On s’attendait à voir trois France manifester dans Paris. La France de Marine Le Pen, à la fois vaincue et triomphante depuis le premier tour de la présidentielle, la France de gauche, déjà victorieuse, derrière les syndicats et quelques ténors de la gauche, et la France de droite, tentant un ultime baroud d’honneur et acclamant un Sarkozy pratiquement résigné à la défaite.
Certains reprochaient d’ailleurs –à juste titre- au président-sortant, acculé dans les cordes de tous les sondages, d’avoir lancé ce dernier défi en faisant de la provocation, avec l’organisation, improvisée au dernier moment, de cette « vraie » fête du « vrai » travail pour répondre à la traditionnelle fête des travailleurs, annexée depuis toujours par les syndicats et la gauche.
Voulant « cliver », une fois de plus et plus que jamais, non seulement Sarkozy s’en prenait, comme depuis quelque temps, aux syndicats (ce qui était son droit et bien maladroit) mais, ce coup-ci, il opposait officiellement les travailleurs (du privé) aux fonctionnaires, les salariés aux chômeurs. Or, même pour grappiller quelques voix égarées, le rôle d’un président -sortant ou futur- n’est pas de diviser les Français, favorisés contre défavorisés, riches contre pauvres, ceux qui bénéficient d’un statut particulier contre les autres, ceux qu’on dit « assistés » contre les autres. Un chef de l’Etat -sortant ou à venir- se doit, avant tout, d’être le président de « tous les Français » comme l’affirme la formule consacrée, d’être un rassembleur.
Il est vraisemblable que cette dernière initiative de Sarkozy va laisser des traces. Il y aura maintenant « ceux du Trocadéro » et « ceux de la Bastille ». Certes, il y avait, déjà et de tous temps, la droite et la gauche mais personne jusqu’à présent n’avait eu l’idée absurde de les faire descendre dans la rue, le même jour, à la même heure.
Mais il y a eu bien pire. Au Trocadéro, ce ne fut pas la « vraie » fête du « vrai » travail, ce fut la naissance officielle d’une « vraie » droite « vraiment » à droite et qui n’avait plus rien à voir avec celle de de Gaulle, de Pompidou, de Giscard ou de Chirac. Une droite qui, pour tenter de survivre, se ralliait, toute honte bue, à l’extrême-droite.

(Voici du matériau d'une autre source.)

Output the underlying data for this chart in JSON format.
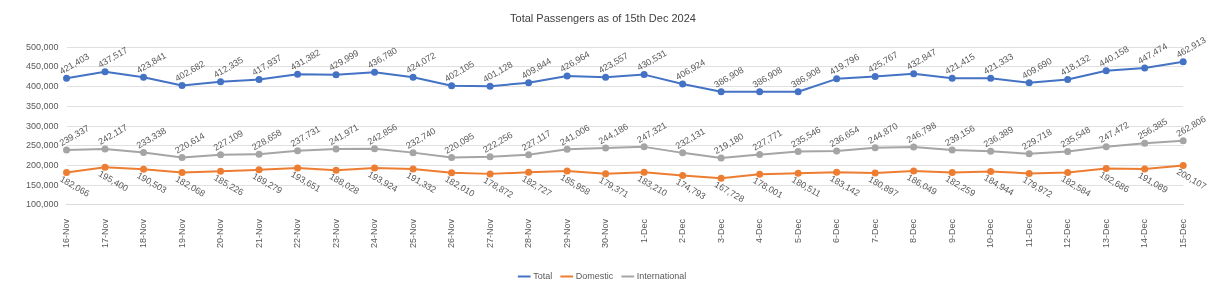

Depuis son funeste discours de Grenoble, on avait compris que Sarkozy était prêt à tout, y compris au pire, pour récupérer les voix de l’extrême-droite qui lui avaient été si précieuses en 2007 mais on ne pensait tout de même pas qu’il aurait l’impudeur (et la maladresse) d’aller aussi loin dans la soumission à toutes les thèses de l’extrême-droite, sur l’immigration, sur la sécurité, sur le nationalisme, sur l’assistanat, sur tout. Par moments, il y eut quelques grands airs où « le ténor du Trocadéro » surpassa « la diva de l’Opéra ».
On imagine que les Juppé, Raffarin, Borloo et autres Fillon eurent un haut le coeur en entendant leur candidat. Non seulement, il se suicidait pour dimanche prochain, en perdant ainsi toutes les voix de Bayrou et en poussant à l’abstention les ultimes gaullistes, les derniers chiraquiens, les radicaux et les démocrates-chrétiens, non seulement il n’allait pas récupérer les voix de Marine Le Pen qui, deux heures plus tôt, venait d’annoncer qu’elle voterait blanc, mais il faisait éclater la droite avant même le soir de la défaite. Fillon a été le premier à laisser entendre qu’il n’était pas très malin de s’attaquer aux syndicats.
Sarkozy n’avait pas encore terminé son discours qu’on apprenait que Gérard Longuet, ministre de la Défense et numéro 3 du gouvernement, venait d’accorder une interview au journal Minute dans laquelle il affirmait que le Front National de Marine Le Pen devait désormais être considéré comme « un interlocuteur ». La messe était dite.
A cinq jours de la défaite de Sarkozy, les cartes étaient déjà redistribuées, l’UMP éclatée, l’extrême-droite renforcée, la droite écartelée, déboussolée, orpheline.